Ini Bedanya Ojek Online vs Ojek Pangkalan versi Menteri Jonan
Hide Ads

Ini Bedanya Ojek Online vs Ojek Pangkalan versi Menteri Jonan

Achmad Rouzni Noor II - detikInet
Jumat, 18 Des 2015 08:30 WIB
Jakarta - Menteri Perhubungan Ignasius Jonan angkat bicara untuk meluruskan tudingan diskriminasi perlakuan antara ojek online dengan ojek pangkalan. Menurutnya, ini yang membedakan antara keduanya.

"Aplikasi online itu sistem reservasi. Sementara ojek pangkalan selalu dianggap sebagai kegiatan non-transportasi publik," kata Jonan kepada detikINET, Jumat (18/12/2015).

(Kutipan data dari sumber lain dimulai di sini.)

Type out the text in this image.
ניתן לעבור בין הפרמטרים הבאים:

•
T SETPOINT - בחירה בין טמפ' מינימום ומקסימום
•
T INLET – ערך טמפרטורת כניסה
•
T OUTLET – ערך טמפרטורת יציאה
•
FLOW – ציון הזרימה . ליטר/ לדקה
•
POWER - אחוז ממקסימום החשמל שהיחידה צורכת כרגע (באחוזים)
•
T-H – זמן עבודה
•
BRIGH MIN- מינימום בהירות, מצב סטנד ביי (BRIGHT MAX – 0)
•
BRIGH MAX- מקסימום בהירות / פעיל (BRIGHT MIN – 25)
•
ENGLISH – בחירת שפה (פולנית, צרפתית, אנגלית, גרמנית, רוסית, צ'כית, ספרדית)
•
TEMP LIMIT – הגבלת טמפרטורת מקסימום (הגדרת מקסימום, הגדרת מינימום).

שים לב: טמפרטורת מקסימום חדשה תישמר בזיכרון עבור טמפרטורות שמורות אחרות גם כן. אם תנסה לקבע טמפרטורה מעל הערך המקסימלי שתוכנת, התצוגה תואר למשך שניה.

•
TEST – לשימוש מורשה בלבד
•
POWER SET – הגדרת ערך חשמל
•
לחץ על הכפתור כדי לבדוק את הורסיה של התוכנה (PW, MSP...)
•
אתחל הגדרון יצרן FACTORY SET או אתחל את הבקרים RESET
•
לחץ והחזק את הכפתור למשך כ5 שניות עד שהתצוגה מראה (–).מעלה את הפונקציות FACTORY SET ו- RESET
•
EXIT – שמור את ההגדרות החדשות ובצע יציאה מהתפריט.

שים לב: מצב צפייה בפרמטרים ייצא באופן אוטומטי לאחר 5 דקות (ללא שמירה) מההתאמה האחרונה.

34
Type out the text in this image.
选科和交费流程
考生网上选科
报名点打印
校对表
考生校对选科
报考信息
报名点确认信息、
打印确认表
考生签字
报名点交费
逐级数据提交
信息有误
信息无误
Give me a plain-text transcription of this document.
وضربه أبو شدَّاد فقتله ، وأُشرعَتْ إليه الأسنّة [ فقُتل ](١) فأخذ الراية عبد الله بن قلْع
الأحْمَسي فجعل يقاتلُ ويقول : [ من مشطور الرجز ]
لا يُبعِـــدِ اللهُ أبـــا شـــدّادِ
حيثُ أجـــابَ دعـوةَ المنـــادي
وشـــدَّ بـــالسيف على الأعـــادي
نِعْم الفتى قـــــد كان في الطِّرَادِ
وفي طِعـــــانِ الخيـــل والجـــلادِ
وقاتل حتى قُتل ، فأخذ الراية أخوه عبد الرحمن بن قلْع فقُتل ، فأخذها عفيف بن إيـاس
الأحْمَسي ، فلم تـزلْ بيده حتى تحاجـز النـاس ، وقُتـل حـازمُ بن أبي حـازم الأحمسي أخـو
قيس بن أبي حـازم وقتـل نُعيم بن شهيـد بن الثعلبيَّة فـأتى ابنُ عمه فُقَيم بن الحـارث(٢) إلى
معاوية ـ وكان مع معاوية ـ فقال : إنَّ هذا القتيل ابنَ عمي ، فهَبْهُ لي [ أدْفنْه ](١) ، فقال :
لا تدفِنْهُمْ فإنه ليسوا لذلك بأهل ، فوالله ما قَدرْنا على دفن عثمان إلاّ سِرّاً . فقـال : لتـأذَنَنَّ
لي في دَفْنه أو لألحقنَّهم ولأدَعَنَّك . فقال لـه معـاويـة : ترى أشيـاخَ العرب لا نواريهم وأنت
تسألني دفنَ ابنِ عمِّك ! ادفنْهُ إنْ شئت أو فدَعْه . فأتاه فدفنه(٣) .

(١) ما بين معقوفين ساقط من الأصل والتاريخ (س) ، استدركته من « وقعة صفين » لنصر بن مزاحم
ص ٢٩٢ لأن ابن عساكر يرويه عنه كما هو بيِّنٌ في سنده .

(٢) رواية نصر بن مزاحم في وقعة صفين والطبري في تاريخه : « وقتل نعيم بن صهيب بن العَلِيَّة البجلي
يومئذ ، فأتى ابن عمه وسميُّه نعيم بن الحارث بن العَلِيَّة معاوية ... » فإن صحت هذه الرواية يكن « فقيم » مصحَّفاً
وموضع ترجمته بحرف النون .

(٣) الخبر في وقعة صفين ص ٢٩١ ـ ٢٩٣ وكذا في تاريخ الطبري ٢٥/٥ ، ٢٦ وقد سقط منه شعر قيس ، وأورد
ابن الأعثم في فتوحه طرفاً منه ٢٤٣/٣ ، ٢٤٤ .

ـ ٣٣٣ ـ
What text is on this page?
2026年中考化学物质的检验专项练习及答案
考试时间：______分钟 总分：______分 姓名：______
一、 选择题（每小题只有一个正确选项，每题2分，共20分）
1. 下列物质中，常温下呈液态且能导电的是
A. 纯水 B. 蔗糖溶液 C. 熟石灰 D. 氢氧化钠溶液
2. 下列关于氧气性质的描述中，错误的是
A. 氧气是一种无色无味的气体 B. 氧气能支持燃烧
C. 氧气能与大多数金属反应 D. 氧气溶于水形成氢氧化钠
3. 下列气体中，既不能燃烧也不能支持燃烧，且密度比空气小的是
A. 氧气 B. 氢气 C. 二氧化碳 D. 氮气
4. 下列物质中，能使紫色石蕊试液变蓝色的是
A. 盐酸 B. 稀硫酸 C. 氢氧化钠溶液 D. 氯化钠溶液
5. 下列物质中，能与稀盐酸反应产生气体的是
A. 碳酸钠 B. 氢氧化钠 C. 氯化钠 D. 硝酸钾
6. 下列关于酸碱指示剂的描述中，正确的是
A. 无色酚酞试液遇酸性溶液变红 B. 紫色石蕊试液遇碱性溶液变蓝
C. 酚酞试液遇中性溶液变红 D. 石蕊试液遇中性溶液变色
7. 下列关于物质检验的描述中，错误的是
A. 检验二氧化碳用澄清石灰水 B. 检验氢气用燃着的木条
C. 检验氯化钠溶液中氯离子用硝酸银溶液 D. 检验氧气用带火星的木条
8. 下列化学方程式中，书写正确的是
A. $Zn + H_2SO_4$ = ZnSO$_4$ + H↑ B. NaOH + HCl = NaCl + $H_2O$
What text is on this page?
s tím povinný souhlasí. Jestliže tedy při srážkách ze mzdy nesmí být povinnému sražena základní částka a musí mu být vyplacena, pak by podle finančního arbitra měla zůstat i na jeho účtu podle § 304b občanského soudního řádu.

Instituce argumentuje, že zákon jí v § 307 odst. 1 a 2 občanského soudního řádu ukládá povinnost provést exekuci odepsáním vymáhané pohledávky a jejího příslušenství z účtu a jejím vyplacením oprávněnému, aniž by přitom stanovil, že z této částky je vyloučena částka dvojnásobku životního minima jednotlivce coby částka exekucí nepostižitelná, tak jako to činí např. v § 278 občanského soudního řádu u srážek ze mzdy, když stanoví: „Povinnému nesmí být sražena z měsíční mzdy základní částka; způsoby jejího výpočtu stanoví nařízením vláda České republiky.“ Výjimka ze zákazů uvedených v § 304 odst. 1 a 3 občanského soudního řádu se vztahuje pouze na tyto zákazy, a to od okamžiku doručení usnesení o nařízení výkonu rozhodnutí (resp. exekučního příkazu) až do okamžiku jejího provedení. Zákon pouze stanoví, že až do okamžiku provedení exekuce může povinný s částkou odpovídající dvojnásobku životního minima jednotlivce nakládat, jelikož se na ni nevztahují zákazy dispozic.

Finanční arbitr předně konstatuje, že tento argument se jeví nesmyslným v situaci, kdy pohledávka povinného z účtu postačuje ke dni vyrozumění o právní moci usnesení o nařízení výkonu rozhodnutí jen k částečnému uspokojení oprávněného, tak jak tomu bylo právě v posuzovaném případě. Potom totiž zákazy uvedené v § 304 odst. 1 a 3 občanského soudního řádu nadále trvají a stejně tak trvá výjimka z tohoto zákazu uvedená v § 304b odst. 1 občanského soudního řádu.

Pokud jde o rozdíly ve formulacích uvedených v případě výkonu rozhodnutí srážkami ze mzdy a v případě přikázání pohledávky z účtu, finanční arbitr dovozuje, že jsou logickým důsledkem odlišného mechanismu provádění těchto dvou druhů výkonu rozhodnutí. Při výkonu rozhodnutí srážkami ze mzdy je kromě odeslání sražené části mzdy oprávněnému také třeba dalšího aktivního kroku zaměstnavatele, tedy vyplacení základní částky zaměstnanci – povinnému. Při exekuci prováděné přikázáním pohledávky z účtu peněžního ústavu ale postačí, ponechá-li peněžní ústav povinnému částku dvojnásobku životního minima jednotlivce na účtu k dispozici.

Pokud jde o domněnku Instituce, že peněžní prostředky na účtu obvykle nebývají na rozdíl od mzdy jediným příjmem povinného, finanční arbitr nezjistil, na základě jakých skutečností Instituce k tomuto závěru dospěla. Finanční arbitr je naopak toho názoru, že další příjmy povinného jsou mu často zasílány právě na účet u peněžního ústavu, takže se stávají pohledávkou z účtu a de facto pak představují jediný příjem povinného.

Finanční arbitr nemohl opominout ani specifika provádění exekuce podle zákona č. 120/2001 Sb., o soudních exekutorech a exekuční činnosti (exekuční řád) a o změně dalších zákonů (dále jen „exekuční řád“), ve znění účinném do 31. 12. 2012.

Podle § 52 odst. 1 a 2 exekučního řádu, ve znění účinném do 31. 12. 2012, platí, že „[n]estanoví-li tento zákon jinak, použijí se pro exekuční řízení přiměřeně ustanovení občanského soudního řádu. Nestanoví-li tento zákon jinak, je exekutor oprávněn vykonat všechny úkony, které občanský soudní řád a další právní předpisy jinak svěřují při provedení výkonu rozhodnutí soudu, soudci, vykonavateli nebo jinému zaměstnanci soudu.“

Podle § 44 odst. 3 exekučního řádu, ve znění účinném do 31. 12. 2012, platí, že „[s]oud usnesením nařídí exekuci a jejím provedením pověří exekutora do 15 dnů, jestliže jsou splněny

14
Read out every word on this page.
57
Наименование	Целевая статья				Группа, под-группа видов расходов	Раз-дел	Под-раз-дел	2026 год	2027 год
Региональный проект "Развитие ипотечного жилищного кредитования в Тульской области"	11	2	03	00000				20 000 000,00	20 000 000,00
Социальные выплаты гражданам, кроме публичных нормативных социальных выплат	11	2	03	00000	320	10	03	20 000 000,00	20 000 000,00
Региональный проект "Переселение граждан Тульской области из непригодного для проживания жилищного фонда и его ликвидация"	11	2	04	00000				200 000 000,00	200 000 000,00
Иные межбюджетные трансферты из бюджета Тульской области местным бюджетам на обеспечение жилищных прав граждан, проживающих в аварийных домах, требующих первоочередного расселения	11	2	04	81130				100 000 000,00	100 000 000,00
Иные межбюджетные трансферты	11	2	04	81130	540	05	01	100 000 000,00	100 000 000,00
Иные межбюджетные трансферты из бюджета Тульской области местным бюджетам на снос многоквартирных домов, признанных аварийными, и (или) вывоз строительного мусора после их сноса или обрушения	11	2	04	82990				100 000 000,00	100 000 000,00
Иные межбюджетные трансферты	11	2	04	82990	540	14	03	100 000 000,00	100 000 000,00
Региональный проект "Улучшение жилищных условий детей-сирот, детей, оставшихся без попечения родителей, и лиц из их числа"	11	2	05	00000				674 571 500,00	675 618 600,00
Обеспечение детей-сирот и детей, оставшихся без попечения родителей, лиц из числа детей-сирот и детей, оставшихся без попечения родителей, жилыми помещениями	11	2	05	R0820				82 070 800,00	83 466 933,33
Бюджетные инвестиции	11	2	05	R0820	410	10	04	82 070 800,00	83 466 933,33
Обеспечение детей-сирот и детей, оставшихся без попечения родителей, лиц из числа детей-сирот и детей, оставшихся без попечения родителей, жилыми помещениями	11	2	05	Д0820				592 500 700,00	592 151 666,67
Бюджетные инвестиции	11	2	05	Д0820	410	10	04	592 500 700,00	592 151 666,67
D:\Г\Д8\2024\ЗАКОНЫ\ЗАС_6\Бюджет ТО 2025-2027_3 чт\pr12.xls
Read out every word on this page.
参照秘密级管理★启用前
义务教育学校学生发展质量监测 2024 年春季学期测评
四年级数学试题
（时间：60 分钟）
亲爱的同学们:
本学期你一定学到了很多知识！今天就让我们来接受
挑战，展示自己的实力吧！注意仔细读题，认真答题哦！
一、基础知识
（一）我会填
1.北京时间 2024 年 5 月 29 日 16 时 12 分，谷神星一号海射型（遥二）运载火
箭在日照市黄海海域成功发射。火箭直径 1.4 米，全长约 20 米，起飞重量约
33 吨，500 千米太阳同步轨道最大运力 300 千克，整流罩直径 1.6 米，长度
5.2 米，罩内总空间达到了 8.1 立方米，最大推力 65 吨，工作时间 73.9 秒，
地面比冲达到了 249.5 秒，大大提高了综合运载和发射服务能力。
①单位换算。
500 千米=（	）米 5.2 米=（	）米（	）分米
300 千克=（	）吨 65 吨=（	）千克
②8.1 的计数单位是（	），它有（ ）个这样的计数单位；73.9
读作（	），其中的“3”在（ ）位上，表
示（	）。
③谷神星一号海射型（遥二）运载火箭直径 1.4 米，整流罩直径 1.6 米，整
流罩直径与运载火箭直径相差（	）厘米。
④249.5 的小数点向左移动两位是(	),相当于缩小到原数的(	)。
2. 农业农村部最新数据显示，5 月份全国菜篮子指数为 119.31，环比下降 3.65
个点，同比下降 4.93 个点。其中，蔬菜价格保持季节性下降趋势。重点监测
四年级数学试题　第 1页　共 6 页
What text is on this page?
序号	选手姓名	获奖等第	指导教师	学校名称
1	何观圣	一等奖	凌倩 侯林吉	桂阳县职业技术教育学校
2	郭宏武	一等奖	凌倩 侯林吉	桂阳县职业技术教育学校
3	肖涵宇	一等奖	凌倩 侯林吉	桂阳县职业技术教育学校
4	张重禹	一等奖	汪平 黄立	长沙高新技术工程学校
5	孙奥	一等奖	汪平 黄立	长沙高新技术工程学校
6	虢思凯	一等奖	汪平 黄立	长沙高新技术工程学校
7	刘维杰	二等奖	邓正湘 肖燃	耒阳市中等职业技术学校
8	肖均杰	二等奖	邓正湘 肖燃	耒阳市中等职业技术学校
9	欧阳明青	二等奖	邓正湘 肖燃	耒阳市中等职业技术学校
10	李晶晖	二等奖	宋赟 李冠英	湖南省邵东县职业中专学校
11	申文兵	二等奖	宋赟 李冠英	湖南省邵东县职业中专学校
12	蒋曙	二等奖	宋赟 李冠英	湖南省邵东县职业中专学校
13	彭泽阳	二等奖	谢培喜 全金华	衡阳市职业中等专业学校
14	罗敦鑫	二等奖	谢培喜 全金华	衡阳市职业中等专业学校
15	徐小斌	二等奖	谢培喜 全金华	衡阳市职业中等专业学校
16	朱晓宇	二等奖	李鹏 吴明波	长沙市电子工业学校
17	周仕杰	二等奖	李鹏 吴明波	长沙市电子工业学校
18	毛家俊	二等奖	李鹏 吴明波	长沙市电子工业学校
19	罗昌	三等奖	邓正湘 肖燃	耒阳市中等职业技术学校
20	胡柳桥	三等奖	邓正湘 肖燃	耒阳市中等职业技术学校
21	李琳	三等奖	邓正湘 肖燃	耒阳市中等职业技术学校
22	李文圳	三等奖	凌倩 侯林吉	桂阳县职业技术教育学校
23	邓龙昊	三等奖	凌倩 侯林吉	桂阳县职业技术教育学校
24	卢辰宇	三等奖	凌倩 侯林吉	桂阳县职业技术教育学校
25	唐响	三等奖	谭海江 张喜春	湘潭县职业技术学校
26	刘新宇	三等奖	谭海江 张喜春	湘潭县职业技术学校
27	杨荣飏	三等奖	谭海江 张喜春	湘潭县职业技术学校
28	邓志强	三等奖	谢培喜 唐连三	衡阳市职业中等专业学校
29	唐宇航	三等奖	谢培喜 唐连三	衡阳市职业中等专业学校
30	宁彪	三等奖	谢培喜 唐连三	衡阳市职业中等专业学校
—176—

Ia pun menegaskan, Go-Jek, GrabBike, dan usaha transportasi berbasis aplikasi online sejenisnya, boleh saja kembali beroperasi asalkan mereka mau memenuhi persyaratan yang diajukan oleh Kementerian Perhubungan.

SCROLL TO CONTINUE WITH CONTENT

"Grab Taxi atau apapun namanya boleh saja, sepanjang kendaraannya memiliki izin sebagai transportasi umum (berpelat kuning), termasuk harus di KIR. Jadi, silakan mengajukan ke dinas perhubungan setempat," papar mantan orang nomor satu di PT KAI ini.

Maraknya transportasi pelat hitam berbasis aplikasi online membuat Kementerian Perhubungan mengambil langkah. Kepala Pusat Komunikasi Publik Kementerian Perhubungan, JA Barata menyebut pelarangan tersebut murni karena pertimbangan safety atau keselamatan transportasi.

Untuk kasus seperti Go-Jek dan ojek sejenis, Barata menyebut perusahaan ojek online yang sedang menjamur sudah memproklamirkan sebagai angkutan penumpang. Padahal roda dua tidak termasuk sebagai angkutan penumpang karena kendaraan roda dua dinilai paling rawan dari sisi keamanan.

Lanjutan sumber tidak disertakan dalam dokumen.